Second, the paganism of the Mayans and Nostradamus stands in direct contradiction to God’s Word. We often hear 2012 adherents say that there are too many ancient sources pointing to 2012 for it to be an accident. They say that the Mayans, Nostradamus, Mother Shipton, the I Ching, the Hopis, Cherokees, etc. all predicted a final end-date in 2012. First, let me say that I have examined all of these alleged sources and the only one that clearly points to 2012 is the Mayan calendar. But even if they all did point to 2012, this indicates that they come from the same source and that source is certainly not God. The Mayans were bloodthirsty, barbaric, demonically-energized pagans. Nostradamus used an occultic method known as “scrying” to come up with his alleged prognostications. Why would the holy God of heaven ever reveal anything, much less the time of the end, to people who violated His Word and trafficked in demonic practices?
Third, the Mayans never say that 12/21/12 is the end of the world. Modern Mayan elders reject the entire doomsday theory and claim that it’s a misreading of the data. One Mayan elders said recently that he is “fed up with this stuff.”
Fourth, the entire background of the 2012 phenomenon is new age. Most of the books on 2012 come from a decidedly new age viewpoint. The 2012 theory has been called the eschatology of the new age movement. They have their own rapture. The founder of the modern 2012 movement, Jose Arguelles says that someday those who aren’t spiritually enlightened enough will be carried away (raptured) from earth in silver ships. They are expecting a time of great global cataclysm and a future age of universal utopia. All of these ideas have been counterfeited by Satan from the biblical blueprint of the end times. The new age movement exalts man and views getting in touch with one’s higher self as the goal of life. Colossians 2:8 speaks to this error: “Don’t let anyone capture you with empty philosophies and high-sounding nonsense that come from human thinking and from the spiritual powers of this world, rather than from Christ” (NLT).
Fifth, 2012 cannot be the time of the Second Coming of Christ, because for that to be true the 70th week of Daniel would have to have begun in 2005 and the rapture would have to have preceded its beginning. Since neither of those events has occurred, 2012 cannot be the time of the Second Coming. Of course, the rapture could occur in 2012. It’s an event that could occur at any moment. It could happen in 2010, 2011, 2012, or any year after that. But if Christ were to come for His bride in 2012 just think of the stir it would incite. Many could use the disappearance of millions of people as further support for their 2012 viewpoint.
Sixth, I believe that the end of the world as we know it won’t occur until the end of the millennial reign of Christ (Revelation 21:1). Since the millennium follows the seven-year tribulation, we know from Scripture that the world can’t “end” for at least another 1,007 years.

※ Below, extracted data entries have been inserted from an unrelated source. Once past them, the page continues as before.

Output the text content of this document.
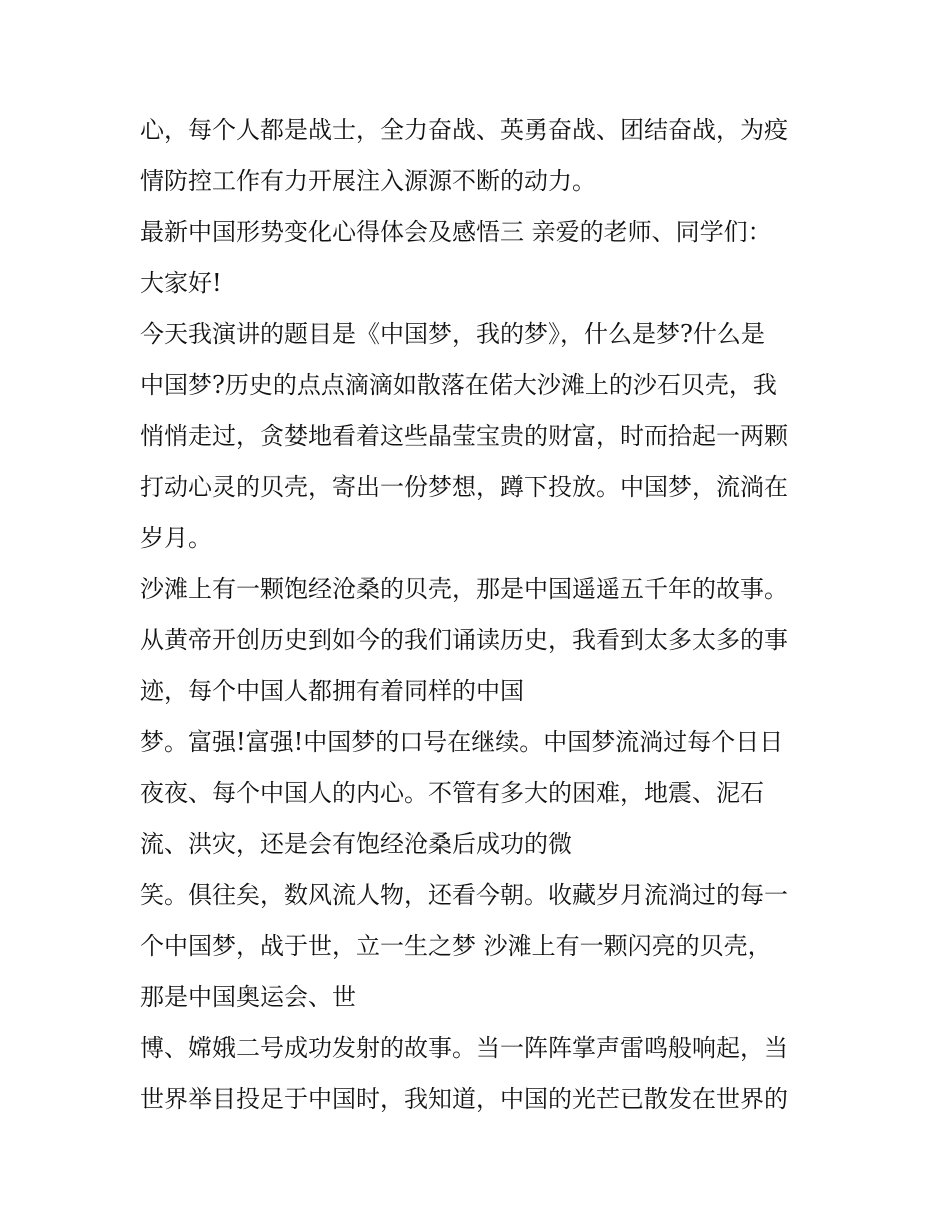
心，每个人都是战士，全力奋战、英勇奋战、团结奋战，为疫
情防控工作有力开展注入源源不断的动力。
最新中国形势变化心得体会及感悟三 亲爱的老师、同学们：
大家好!
今天我演讲的题目是《中国梦，我的梦》，什么是梦?什么是
中国梦?历史的点点滴滴如散落在偌大沙滩上的沙石贝壳，我
悄悄走过，贪婪地看着这些晶莹宝贵的财富，时而拾起一两颗
打动心灵的贝壳，寄出一份梦想，蹲下投放。中国梦，流淌在
岁月。
沙滩上有一颗饱经沧桑的贝壳，那是中国遥遥五千年的故事。
从黄帝开创历史到如今的我们诵读历史，我看到太多太多的事
迹，每个中国人都拥有着同样的中国
梦。富强!富强!中国梦的口号在继续。中国梦流淌过每个日日
夜夜、每个中国人的内心。不管有多大的困难，地震、泥石
流、洪灾，还是会有饱经沧桑后成功的微
笑。俱往矣，数风流人物，还看今朝。收藏岁月流淌过的每一
个中国梦，战于世，立一生之梦 沙滩上有一颗闪亮的贝壳，
那是中国奥运会、世
博、嫦娥二号成功发射的故事。当一阵阵掌声雷鸣般响起，当
世界举目投足于中国时，我知道，中国的光芒已散发在世界的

While there are many issues surrounding 12.21.12 that I address in detail in my new book 2012, the Bible and the End of the World, the bottom line is this—while the Mayans knew a great deal about astronomy and calendars, they did not know the future. No man does. Only God knows the future, and He has not revealed any specific dates for either the Second Coming of Jesus or the end of the world. Of course, some unusual things could happen on or near December 21, 2012, but whatever occurs it won’t be the end of the world, the mass extinction of humanity or some quantum leap to a new level of human consciousness. They don’t know when the world will end. Only God knows, and He isn’t telling anyone on earth.
May the Lord strengthen us and arm us with the truth so that we can be more faithful ambassadors of our Lord Jesus Christ.